Podlaskie jest regionem, w którym są największe w kraju skupiska prawosławnych i wyznawców islamu. Region licznie zamieszkują też mniejszości narodowe, m.in. Białorusini, Litwini, Rosjanie. Przed II wojną światową żyła na tych terenach liczna społeczność żydowska.
Prof. Lipowicz odniosła się też do incydentów nacjonalistycznych i faszystowskich, do których doszło w regionie w ub. i w tym roku. Mówiła, że będzie musiała się z nich tłumaczyć na forum międzynarodowym. "Każde podpalone mieszkania, każdy pobity człowiek zaatakowany maczetami będzie bezlitośnie Polsce wypomniany" - podkreśliła.

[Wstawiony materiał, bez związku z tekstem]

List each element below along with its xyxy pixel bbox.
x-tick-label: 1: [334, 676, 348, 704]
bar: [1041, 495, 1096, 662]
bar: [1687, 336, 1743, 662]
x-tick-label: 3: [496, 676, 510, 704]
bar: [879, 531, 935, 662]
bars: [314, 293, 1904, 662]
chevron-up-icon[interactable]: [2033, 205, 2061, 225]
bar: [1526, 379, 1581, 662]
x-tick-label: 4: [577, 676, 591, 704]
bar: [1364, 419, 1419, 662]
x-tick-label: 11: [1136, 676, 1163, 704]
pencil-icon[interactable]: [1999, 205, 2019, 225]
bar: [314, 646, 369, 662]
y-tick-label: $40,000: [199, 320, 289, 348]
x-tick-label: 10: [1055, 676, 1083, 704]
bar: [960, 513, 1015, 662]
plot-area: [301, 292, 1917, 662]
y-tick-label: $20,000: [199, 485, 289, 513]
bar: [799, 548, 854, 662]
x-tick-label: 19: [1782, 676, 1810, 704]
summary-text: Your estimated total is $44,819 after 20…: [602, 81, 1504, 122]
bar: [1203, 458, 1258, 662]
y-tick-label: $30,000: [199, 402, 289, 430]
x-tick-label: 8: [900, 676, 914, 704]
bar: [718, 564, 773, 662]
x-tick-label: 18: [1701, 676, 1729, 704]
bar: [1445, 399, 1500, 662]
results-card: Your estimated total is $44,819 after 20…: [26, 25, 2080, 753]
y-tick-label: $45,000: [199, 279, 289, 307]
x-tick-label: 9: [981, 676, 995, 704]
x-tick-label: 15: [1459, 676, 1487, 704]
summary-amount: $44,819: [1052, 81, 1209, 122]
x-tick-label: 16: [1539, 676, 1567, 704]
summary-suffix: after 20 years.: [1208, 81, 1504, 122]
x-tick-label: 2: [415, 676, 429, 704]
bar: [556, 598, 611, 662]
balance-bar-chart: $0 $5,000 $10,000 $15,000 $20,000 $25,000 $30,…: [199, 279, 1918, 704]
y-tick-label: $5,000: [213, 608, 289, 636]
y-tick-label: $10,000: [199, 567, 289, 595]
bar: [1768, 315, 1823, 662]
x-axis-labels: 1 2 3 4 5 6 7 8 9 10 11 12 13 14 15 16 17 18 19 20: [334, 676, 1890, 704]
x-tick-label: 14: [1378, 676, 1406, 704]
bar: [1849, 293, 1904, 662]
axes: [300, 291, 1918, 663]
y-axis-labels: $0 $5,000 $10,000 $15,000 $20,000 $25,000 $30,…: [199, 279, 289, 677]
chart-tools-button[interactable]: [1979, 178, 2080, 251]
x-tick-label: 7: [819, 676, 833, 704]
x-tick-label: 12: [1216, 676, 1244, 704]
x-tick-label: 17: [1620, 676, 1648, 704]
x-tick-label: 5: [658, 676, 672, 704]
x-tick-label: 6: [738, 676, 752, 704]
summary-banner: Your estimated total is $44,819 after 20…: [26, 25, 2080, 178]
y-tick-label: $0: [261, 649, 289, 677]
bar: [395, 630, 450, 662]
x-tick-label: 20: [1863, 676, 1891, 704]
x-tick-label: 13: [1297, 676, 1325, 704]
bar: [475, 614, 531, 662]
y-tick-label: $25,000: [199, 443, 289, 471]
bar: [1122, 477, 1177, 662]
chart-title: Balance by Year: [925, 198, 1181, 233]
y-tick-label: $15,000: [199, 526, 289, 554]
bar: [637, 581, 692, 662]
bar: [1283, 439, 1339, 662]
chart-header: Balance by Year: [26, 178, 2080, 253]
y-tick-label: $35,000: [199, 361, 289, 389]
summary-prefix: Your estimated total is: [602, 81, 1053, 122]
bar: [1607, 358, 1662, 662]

W woj. podlaskim nieznani sprawcy zniszczyli w Jedwabnem pomnik upamiętniający mord na Żydach dokonany przez ich polskich sąsiadów, a w gminie Puńsk, gdzie większość mieszkańców to osoby narodowości litewskiej, zamalowali napisy w tym języku na tablicach z nazwami miejscowości. Natomiast w Białymstoku zniszczono mienie w Centrum Muzułmańskim, podpalono drzwi mieszkania małżeństwa polsko-pakistańskiego, zaatakowano chłopaka o innym kolorze skóry maczetami, w ostatnich tygodniach podpalono mieszkanie czeczeńskiej rodziny.

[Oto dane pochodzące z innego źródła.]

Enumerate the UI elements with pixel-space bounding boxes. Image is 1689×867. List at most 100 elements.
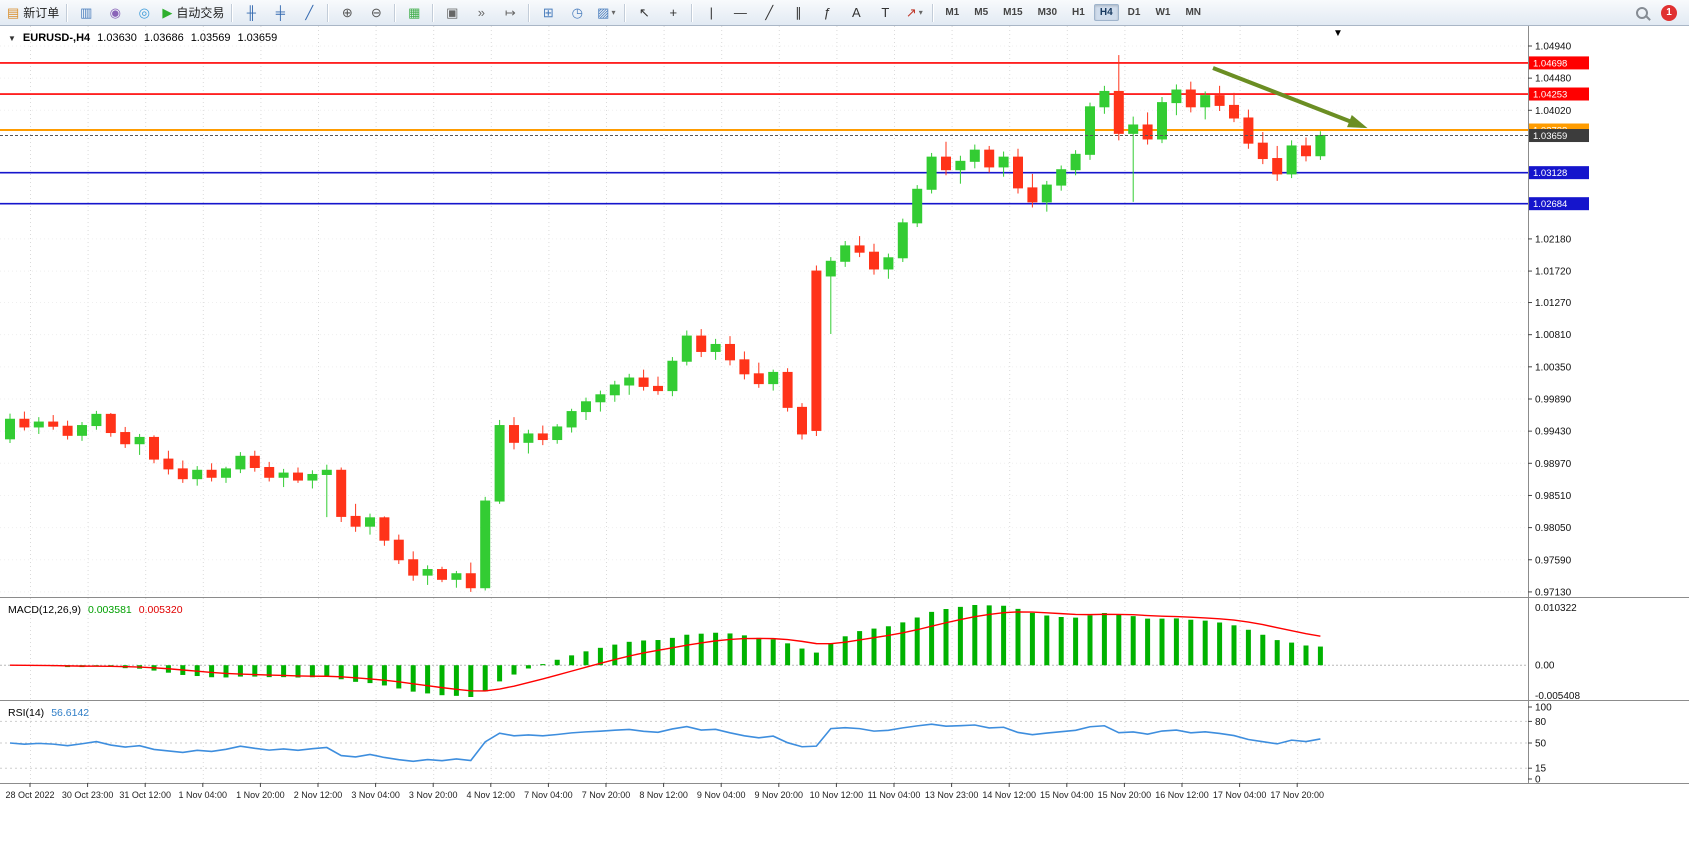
navigator-icon: ◎ (138, 5, 150, 20)
cursor-icon: ↖ (638, 5, 650, 20)
channel-button[interactable]: ∥ (784, 3, 812, 23)
new-order-icon: ▤ (7, 5, 20, 20)
text-button[interactable]: A (842, 3, 870, 23)
candles-layer (5, 55, 1326, 592)
price-chart-canvas[interactable]: 1.04940 1.04480 1.04020 1.02180 1.01720 1.012… (0, 26, 1689, 867)
notification-button[interactable]: 1 (1661, 4, 1677, 21)
svg-text:1 Nov 20:00: 1 Nov 20:00 (236, 790, 285, 800)
market-watch-button[interactable]: ▥ (72, 3, 100, 23)
svg-text:0: 0 (1535, 775, 1541, 786)
trend-arrow-annotation[interactable] (1212, 66, 1368, 129)
svg-text:1.02180: 1.02180 (1535, 234, 1572, 245)
line-chart-button[interactable]: ╱ (295, 3, 323, 23)
label-button[interactable]: T (871, 3, 899, 23)
trendline-icon: ╱ (765, 5, 774, 20)
toolbar-separator (66, 3, 69, 22)
svg-text:1.01720: 1.01720 (1535, 267, 1572, 278)
svg-text:-0.005408: -0.005408 (1535, 691, 1580, 702)
new-chart-button[interactable]: ⊞ (534, 3, 562, 23)
svg-text:15: 15 (1535, 764, 1547, 775)
svg-text:15 Nov 20:00: 15 Nov 20:00 (1098, 790, 1152, 800)
svg-text:1.04698: 1.04698 (1533, 58, 1567, 69)
data-grid-icon: ▦ (408, 5, 421, 20)
template-button[interactable]: ▨ ▾ (592, 3, 620, 23)
new-order-button[interactable]: ▤ 新订单 (4, 3, 62, 23)
toolbar-separator (432, 3, 435, 22)
main-toolbar: ▤ 新订单 ▥ ◉ ◎ ▶ 自动交易 ╫ ╪ ╱ ⊕ ⊖ ▦ ▣ » ↦ ⊞ ◷ ▨ ▾ ↖ + | — ╱ ∥ ƒ A T ↗ ▾ M1 M5… (0, 0, 1689, 26)
svg-text:1.02684: 1.02684 (1533, 199, 1567, 210)
svg-text:0.97130: 0.97130 (1535, 587, 1572, 598)
price-axis[interactable]: 1.04940 1.04480 1.04020 1.02180 1.01720 1.012… (1528, 41, 1589, 786)
svg-text:8 Nov 12:00: 8 Nov 12:00 (639, 790, 688, 800)
zoom-in-button[interactable]: ⊕ (333, 3, 361, 23)
time-axis[interactable]: 28 Oct 2022 30 Oct 23:00 31 Oct 12:00 1 Nov… (5, 783, 1324, 800)
bar-chart-button[interactable]: ╫ (237, 3, 265, 23)
timeframe-h4[interactable]: H4 (1093, 4, 1119, 21)
data-grid-button[interactable]: ▦ (400, 3, 428, 23)
period-icon: ◷ (571, 5, 583, 20)
svg-text:31 Oct 12:00: 31 Oct 12:00 (119, 790, 171, 800)
auto-trading-button[interactable]: ▶ 自动交易 (159, 3, 227, 23)
auto-scroll-button[interactable]: » (467, 3, 495, 23)
chevron-down-icon[interactable]: ▼ (8, 34, 16, 43)
svg-text:0.010322: 0.010322 (1535, 603, 1577, 614)
crosshair-button[interactable]: + (659, 3, 687, 23)
template-icon: ▨ (597, 5, 610, 20)
horizontal-line-button[interactable]: — (726, 3, 754, 23)
trendline-button[interactable]: ╱ (755, 3, 783, 23)
search-button[interactable] (1628, 3, 1656, 23)
tile-windows-icon: ▣ (446, 5, 459, 20)
candlestick-button[interactable]: ╪ (266, 3, 294, 23)
svg-text:9 Nov 04:00: 9 Nov 04:00 (697, 790, 746, 800)
zoom-out-button[interactable]: ⊖ (362, 3, 390, 23)
svg-text:0.97590: 0.97590 (1535, 555, 1572, 566)
timeframe-w1[interactable]: W1 (1155, 7, 1171, 18)
timeframe-m30[interactable]: M30 (1037, 7, 1058, 18)
caret-down-icon: ▾ (611, 8, 616, 17)
zoom-out-icon: ⊖ (370, 5, 382, 20)
auto-trading-label: 自动交易 (176, 6, 225, 20)
svg-text:15 Nov 04:00: 15 Nov 04:00 (1040, 790, 1094, 800)
svg-text:1.04940: 1.04940 (1535, 41, 1572, 52)
data-window-button[interactable]: ◉ (101, 3, 129, 23)
timeframe-m1[interactable]: M1 (945, 7, 960, 18)
new-order-label: 新订单 (23, 6, 60, 20)
auto-trading-icon: ▶ (162, 5, 173, 20)
toolbar-separator (624, 3, 627, 22)
svg-text:0.98510: 0.98510 (1535, 491, 1572, 502)
timeframe-m5[interactable]: M5 (974, 7, 989, 18)
fibonacci-button[interactable]: ƒ (813, 3, 841, 23)
tile-windows-button[interactable]: ▣ (438, 3, 466, 23)
rsi-indicator-label: RSI(14) 56.6142 (8, 707, 89, 719)
toolbar-separator (528, 3, 531, 22)
navigator-button[interactable]: ◎ (130, 3, 158, 23)
timeframe-mn[interactable]: MN (1185, 7, 1201, 18)
market-watch-icon: ▥ (80, 5, 93, 20)
chart-shift-marker[interactable]: ▼ (1333, 28, 1343, 39)
timeframe-h1[interactable]: H1 (1072, 7, 1085, 18)
label-icon: T (881, 5, 890, 20)
chart-shift-icon: ↦ (504, 5, 516, 20)
svg-text:28 Oct 2022: 28 Oct 2022 (5, 790, 54, 800)
timeframe-m15[interactable]: M15 (1003, 7, 1023, 18)
svg-text:0.98970: 0.98970 (1535, 459, 1572, 470)
period-button[interactable]: ◷ (563, 3, 591, 23)
arrows-button[interactable]: ↗ ▾ (900, 3, 928, 23)
svg-text:10 Nov 12:00: 10 Nov 12:00 (810, 790, 864, 800)
svg-text:1.00350: 1.00350 (1535, 362, 1572, 373)
svg-text:1.04253: 1.04253 (1533, 90, 1567, 101)
toolbar-separator (932, 3, 935, 22)
channel-icon: ∥ (795, 5, 802, 20)
macd-indicator-label: MACD(12,26,9) 0.003581 0.005320 (8, 604, 183, 616)
svg-text:7 Nov 20:00: 7 Nov 20:00 (582, 790, 631, 800)
cursor-button[interactable]: ↖ (630, 3, 658, 23)
svg-text:1 Nov 04:00: 1 Nov 04:00 (179, 790, 228, 800)
svg-text:50: 50 (1535, 739, 1547, 750)
chart-symbol-period: EURUSD-,H4 (22, 32, 91, 44)
timeframe-d1[interactable]: D1 (1127, 7, 1141, 18)
chart-shift-button[interactable]: ↦ (496, 3, 524, 23)
candlestick-icon: ╪ (275, 5, 285, 20)
macd-name: MACD(12,26,9) (8, 604, 81, 616)
vertical-line-button[interactable]: | (697, 3, 725, 23)
svg-text:80: 80 (1535, 717, 1547, 728)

Rzecznik uważa, że powinny odbywać się szkolenia dla sędziów i prokuratorów, które pozwolą im rozpoznawać takie sprawy. "Czasami brak rozpoznania co do stopnia szkodliwości społecznej powoduje nieadekwatne, w mojej ocenie, orzeczenia" - dodała.

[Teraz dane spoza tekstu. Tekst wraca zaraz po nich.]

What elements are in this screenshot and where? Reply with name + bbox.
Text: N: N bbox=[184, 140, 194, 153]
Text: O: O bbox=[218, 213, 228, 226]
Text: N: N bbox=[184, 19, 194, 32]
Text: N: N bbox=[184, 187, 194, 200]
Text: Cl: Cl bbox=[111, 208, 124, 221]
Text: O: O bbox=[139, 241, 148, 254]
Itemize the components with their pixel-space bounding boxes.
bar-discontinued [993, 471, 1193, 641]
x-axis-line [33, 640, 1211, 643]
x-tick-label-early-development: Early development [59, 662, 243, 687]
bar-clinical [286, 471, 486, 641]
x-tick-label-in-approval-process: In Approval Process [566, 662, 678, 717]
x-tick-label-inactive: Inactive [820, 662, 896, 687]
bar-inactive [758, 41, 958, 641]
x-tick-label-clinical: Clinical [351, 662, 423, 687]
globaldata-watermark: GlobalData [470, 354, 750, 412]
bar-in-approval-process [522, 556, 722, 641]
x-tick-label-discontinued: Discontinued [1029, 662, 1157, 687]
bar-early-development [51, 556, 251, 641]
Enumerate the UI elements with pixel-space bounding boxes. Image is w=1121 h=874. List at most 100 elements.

Lipowicz złożyła też niezapowiedzianą wizytę w Ośrodku dla Cudzoziemców w Białymstoku. Nie chciała mówić o szczegółach kontroli, które najpierw chce przedstawić kierownictwu ośrodka. Oceniła jednak, że ośrodek nie ma warunków, by przebywały tam kobiety z dziećmi. Będzie też zabiegać o zmianę regulaminu ośrodka, który według niej za bardzo przypomina rygor więzienny.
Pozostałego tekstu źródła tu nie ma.